If you are serious about putting on some spiritual bulk, you're going to have to take a deep breath and actually believe. I'm talking about a choice of the will, as in "I WILL to believe God." Its one thing to say it, but another to practice it. Belief is simple but not easy.
FIRST, you begin by submitting to God: "not my will but yours." You have to believe that God has a will for your life and that he will work it out in you. Too often we are impatient with God's timing. We don't believe that God is doing anything. Worse, we harbor dark thoughts that God doesn't really care.
STOP IT. That is the Adversary talking. If God didn't care he wouldn't have lavished all the time and effort he already has. Trust him to work out his perfect will at the perfect time.

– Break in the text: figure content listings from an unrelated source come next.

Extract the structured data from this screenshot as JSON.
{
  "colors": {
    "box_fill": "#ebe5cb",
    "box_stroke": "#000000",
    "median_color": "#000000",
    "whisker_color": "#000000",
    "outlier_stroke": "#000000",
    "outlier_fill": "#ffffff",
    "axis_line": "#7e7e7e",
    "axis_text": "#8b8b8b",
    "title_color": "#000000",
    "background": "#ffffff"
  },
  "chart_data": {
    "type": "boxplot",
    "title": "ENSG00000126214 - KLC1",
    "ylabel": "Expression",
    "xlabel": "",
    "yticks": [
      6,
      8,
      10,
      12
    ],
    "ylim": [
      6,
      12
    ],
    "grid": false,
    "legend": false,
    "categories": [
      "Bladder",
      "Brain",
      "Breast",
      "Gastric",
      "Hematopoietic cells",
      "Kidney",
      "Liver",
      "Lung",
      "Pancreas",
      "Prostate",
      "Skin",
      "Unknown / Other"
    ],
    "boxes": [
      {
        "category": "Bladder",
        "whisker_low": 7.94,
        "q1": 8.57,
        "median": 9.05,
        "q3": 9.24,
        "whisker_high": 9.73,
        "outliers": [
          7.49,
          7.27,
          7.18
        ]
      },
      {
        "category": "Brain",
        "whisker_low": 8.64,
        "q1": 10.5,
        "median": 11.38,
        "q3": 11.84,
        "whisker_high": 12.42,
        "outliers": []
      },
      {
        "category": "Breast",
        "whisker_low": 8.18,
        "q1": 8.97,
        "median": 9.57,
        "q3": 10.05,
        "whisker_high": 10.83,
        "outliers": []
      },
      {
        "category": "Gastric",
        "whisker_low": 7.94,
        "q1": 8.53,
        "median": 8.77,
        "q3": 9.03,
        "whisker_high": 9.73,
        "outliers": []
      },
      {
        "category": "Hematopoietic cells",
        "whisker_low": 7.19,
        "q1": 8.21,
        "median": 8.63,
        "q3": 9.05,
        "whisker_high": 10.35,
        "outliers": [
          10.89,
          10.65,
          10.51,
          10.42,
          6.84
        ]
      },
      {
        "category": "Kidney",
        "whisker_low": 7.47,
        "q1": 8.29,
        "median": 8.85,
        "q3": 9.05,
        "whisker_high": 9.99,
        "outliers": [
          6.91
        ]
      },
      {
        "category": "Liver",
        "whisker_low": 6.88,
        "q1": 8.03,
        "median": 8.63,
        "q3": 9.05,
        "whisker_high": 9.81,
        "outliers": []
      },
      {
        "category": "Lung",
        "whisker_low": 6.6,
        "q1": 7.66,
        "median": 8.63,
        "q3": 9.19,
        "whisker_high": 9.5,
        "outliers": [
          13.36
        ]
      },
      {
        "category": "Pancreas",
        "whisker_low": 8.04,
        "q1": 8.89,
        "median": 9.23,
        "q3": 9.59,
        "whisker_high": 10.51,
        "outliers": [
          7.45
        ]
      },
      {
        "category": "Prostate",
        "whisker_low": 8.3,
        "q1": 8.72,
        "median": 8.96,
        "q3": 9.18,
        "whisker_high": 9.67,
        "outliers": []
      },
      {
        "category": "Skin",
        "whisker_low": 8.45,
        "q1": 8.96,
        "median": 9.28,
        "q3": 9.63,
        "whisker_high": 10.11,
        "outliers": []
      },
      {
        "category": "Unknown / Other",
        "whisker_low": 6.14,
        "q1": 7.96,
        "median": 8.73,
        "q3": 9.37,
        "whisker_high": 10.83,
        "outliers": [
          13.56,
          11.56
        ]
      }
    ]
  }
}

SECOND, believe that God's word is trustworthy. It is information for life God has graciously revealed to us. You must believe that his word is true. If you can't say that with confidence how have you believed anything? Conversely, if you have trusted a little and found him true, what gives you the right to pick and choose what you will or won't believe?
Finally, it is essential to cast down the idolatry of relativism. It is not a proven fact it is merely a philosophy. Either believe God or don't. There is no middle road. Relativism's seduction is to call yourself objective rather than subjective. a thoughtful moderate rather than a crazed radical. The rub is truth is neither extreme nor moderate, it simply is.
Relativism is a road Jesus described for us. He said it is broad and easy, yet leads to destruction. Flee from it. Truth is a narrow road. If you deviate from the path you fall off. Jesus said "narrow is the road and hard is the way that leads to life." Will you submit to God's revealed truth? Will you believe?